Se trata de 20 millones de pesos que el Gobierno provincial había anunciado en febrero que destinaría para restaurar la Iglesia Catedral. En una carta enviada al gobernador Beder Herrera, el obispo de La Rioja, Marcelo Colombo le comunicó que declina la utilización de esos fondos y pide, en cambio, se usen para construir el nuevo edificio del Profesorado Castro Barros.
“Hemos seguido con preocupación la prolongada protesta de los estudiantes del Instituto Superior de Formación Docente “Pedro Ignacio de Castro Barros” en su reclamo de una Sede para su institución. Las escenas de desalojo ordenadas judicialmente nos provocan una gran congoja y nos hacen temer por los jóvenes y docentes afectados”, se lee en la misiva. “No desconocemos la escasez de recursos económicos para afrontarlas así como la situación económica general que aqueja a diversos sectores de la población”, continúa. Por esa razón se resignan esos fondos, destinados por el Gobierno provincial cuando estaba a cargo del Obispado, Roberto Rodriguez, para la restauración del principal templo católico riojano. Colombo entiende que tal obra no es una prioridad en este momento, y que quizás pueda concluirse más adelante “con la contribución voluntaria de la población”. Pero subraya que “no nos parece lo más importante hoy”, ya que existen otras problemáticas, como la del Profesorado, que requieren toda la atención.

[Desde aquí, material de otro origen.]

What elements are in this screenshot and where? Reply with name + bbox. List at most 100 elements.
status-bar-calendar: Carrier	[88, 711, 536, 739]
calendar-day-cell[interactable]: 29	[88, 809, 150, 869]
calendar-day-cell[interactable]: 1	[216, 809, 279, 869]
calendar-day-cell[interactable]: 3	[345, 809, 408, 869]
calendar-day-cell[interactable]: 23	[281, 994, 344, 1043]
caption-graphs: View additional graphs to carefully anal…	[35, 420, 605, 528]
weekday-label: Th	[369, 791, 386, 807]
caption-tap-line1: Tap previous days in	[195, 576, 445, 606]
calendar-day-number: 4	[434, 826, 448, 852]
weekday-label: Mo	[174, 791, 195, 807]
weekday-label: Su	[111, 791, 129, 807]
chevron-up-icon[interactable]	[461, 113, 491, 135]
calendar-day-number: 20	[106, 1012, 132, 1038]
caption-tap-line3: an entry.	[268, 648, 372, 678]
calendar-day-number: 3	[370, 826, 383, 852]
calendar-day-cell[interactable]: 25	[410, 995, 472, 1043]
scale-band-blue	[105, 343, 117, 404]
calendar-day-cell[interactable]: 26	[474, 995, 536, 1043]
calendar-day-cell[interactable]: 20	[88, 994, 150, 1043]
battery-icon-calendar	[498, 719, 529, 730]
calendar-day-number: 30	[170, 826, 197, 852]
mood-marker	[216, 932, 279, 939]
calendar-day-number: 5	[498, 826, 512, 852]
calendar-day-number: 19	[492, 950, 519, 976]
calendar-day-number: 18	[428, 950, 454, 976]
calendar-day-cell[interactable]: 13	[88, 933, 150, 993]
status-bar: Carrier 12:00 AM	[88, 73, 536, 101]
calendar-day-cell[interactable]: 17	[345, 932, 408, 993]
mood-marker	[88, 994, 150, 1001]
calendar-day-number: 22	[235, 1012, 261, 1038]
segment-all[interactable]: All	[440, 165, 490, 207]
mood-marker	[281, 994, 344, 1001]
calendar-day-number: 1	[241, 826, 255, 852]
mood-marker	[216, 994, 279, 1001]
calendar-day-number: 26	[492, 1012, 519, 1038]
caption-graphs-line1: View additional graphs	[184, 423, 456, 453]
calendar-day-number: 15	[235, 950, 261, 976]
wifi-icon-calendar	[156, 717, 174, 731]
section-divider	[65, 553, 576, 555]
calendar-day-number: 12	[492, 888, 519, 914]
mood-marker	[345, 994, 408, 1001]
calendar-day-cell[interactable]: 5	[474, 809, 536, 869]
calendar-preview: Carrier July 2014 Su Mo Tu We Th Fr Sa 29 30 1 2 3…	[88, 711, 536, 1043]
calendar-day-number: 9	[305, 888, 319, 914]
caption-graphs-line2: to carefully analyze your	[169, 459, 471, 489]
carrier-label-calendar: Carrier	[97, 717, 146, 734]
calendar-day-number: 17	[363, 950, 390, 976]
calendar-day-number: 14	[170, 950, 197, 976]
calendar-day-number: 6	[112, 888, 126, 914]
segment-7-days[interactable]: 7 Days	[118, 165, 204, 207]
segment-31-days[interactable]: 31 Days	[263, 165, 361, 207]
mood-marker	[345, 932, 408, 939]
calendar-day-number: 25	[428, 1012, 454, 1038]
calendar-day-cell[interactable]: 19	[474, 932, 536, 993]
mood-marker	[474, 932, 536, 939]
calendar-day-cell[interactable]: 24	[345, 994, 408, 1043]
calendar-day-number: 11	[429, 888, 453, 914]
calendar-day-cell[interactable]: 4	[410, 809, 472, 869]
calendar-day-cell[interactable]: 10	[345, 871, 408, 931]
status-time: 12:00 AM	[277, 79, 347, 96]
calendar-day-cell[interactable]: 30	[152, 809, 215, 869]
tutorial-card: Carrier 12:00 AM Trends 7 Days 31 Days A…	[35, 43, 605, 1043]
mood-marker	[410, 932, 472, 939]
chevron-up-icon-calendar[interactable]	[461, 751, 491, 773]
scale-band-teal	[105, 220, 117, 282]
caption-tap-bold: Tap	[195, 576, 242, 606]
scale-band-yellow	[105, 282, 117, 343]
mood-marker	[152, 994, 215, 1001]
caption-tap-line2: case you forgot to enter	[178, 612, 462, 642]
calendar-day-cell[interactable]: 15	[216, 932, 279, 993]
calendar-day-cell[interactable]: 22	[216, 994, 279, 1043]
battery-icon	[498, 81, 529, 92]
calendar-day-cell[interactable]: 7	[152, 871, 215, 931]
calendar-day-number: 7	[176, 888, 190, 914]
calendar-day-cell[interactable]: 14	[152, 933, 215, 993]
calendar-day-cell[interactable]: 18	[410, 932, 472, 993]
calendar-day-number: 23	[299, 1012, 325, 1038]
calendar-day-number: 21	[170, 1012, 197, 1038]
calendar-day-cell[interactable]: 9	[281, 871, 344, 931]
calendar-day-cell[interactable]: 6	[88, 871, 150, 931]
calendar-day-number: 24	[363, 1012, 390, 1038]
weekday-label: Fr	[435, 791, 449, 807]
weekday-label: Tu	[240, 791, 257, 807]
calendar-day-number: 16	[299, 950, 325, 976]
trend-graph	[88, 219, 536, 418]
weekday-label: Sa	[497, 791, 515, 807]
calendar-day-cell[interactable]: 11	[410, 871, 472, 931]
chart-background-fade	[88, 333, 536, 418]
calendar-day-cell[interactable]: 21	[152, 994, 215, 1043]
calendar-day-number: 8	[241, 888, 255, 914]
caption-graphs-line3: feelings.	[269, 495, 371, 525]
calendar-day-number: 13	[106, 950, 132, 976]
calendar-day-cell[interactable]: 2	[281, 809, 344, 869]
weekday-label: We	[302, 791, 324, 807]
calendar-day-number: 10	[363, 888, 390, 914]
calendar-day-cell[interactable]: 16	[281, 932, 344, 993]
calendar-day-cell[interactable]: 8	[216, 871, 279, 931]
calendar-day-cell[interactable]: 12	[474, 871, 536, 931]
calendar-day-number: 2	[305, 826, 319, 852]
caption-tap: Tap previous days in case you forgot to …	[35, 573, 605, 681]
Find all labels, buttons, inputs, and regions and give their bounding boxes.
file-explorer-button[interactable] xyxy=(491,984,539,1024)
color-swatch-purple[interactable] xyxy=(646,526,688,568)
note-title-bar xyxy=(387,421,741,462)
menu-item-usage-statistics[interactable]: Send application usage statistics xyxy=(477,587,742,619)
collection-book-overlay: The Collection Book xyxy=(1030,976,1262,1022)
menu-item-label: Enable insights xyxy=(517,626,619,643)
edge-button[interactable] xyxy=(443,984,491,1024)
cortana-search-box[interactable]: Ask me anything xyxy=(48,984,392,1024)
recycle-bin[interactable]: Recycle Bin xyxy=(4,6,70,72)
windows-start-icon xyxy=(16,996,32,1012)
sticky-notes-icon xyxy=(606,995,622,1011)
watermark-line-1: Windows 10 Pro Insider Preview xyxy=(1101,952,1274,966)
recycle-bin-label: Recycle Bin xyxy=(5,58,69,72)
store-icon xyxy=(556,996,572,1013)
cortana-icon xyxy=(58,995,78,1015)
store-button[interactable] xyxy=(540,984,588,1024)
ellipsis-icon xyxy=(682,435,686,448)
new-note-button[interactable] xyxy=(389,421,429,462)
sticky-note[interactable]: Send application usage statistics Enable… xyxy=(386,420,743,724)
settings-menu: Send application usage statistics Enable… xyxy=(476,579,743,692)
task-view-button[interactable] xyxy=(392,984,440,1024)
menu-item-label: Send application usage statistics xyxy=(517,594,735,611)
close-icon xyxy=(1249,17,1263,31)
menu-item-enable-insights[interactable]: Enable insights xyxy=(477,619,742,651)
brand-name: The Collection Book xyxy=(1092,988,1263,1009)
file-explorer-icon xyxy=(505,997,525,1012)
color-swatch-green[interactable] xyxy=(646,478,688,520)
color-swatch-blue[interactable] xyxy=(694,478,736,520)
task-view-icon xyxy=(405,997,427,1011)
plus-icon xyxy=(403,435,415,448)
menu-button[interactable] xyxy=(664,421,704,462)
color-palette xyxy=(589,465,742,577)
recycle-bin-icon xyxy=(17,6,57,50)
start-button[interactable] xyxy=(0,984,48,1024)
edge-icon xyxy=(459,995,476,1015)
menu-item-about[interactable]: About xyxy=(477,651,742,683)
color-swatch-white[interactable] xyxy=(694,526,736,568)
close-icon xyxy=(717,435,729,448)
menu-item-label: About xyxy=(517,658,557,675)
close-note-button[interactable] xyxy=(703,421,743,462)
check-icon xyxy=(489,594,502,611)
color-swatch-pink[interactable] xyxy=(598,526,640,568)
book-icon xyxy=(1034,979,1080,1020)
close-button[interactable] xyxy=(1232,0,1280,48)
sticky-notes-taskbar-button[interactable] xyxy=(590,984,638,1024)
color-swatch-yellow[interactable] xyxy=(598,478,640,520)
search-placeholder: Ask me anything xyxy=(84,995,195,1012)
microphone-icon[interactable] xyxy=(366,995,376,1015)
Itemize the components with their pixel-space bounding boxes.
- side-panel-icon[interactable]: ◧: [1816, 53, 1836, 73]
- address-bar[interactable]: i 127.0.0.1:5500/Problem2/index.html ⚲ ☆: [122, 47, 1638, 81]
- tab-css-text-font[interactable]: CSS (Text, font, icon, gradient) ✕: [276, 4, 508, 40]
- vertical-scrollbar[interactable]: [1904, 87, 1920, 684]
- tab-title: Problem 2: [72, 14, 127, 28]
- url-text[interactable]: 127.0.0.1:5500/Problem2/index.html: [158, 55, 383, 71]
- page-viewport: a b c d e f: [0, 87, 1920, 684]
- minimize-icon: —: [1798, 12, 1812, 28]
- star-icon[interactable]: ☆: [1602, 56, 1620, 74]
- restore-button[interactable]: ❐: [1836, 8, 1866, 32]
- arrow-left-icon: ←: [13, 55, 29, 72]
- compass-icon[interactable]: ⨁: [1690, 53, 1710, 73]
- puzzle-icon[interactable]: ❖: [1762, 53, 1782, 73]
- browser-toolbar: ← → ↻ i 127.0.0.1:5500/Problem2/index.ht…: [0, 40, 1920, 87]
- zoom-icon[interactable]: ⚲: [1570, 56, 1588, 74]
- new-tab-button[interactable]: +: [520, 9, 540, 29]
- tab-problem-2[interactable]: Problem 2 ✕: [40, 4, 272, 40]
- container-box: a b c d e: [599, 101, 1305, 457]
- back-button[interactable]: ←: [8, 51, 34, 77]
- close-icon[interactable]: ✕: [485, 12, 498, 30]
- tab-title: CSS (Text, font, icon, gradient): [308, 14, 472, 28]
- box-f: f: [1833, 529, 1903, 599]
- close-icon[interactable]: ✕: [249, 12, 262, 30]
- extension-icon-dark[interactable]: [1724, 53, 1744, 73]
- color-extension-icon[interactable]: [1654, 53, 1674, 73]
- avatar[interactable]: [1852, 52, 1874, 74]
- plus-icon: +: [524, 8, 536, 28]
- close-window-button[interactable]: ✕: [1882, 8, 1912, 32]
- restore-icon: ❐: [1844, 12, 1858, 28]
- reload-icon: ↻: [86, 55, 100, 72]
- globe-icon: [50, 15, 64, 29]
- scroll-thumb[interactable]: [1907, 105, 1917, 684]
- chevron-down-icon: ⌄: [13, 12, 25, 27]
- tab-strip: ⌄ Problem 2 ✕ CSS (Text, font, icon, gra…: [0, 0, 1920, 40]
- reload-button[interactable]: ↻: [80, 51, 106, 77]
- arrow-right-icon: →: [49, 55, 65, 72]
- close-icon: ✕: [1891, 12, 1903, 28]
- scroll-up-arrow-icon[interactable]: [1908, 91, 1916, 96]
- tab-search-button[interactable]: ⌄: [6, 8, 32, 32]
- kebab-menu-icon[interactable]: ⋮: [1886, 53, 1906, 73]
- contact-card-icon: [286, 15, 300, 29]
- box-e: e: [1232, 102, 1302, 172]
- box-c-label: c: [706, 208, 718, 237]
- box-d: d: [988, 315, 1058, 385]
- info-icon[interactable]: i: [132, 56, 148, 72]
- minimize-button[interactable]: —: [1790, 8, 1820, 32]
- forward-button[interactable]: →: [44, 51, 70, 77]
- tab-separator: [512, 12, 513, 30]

Asimismo, como la construcción del nuevo edificio llevará tiempo, Colombo ofrece también las aulas del Colegio Pio XX nivel primario, en el horario vespertino, para que allí se dicten clases hasta que se finalicen las obras.
“Conflicto no puede ser ignorado”
Y el obispo concluye aludiendo a una carta del Papa Francisco, “La alegría del Evangelio (nn. 226-228)”, donde se destaca que “el conflicto no puede ser ignorado o disimulado. Ha de ser asumido”. “De este modo, se hace posible desarrollar una comunión en las diferencias, que sólo pueden facilitar esas grandes personas que se animan a ir más allá de la superficie conflictiva y miran a los demás en su dignidad más profunda. Por eso hace falta postular un principio que es indispensable para construir la amistad social: la unidad es superior al conflicto. La solidaridad, entendida en su sentido más hondo y desafiante, se convierte así en un modo de hacer la historia, en un ámbito viviente donde los conflictos, las tensiones y los opuestos pueden alcanzar una unidad pluriforme que engendra nueva vida”, finaliza.